Post Number: 35
|Posted on Wednesday, 01 October, 2008 - 09:34 pm: |
Wot! No Polya?
I'm amazed this book has no review so far.
In my opinion this slighted dated book is an absolute gem and tackles the rarely tackled, difficult and extremely important topic of how to approach new maths problems.
We have all experienced (some more than others unfortunately ) that situation of not knowing where to start on a new maths problem - how to get a "grip" or a foothold to at least start. The idea is that once you have started you might get an idea where to go next.

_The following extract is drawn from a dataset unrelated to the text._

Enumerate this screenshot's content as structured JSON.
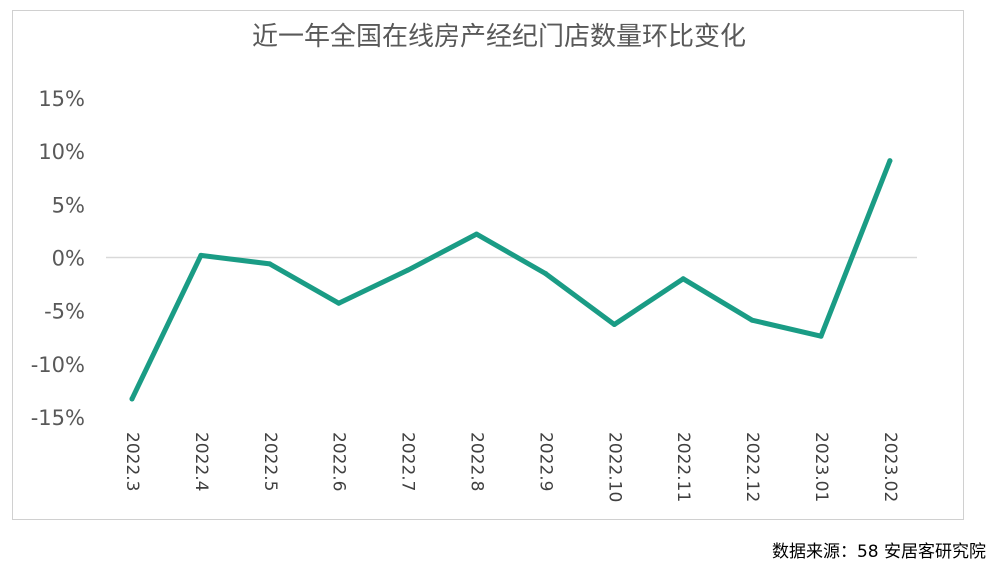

There no magic process that can be applied to every maths problem but there are questions that I try to apply to every quesiton I am stuck on. These quesitons include:
What is the unknown?
What am I trying to prove?
Can I apply anything I know?
Have I solved a similar problem before?
Can I solve a simpler problem?
Can I solve a more general problem?
and others ....
Now these may all seem trivial and obvious questions but their triviality does not diminish their power and usefulness. Their obviousness does not mean that we all apply them all the time to every question we tackle.
Polya shows how the techniques are applied to particular problems.
The techniques do not guarantee success but when they fail they prepare one's mind to understand the solution much more readily because a lot of "exploration" of the problem has been done.
When, it seems to me, much maths tuition is about finding the right answer the much neglected journey to a solution is much more valuable. Stephen Siklos' note on STEP problems makes exactly that point (so I don't claim any originality in what I have written).
My recommendation is you buy the book, work through it, apply it and I feel it will continue to pay dividends beyond school maths.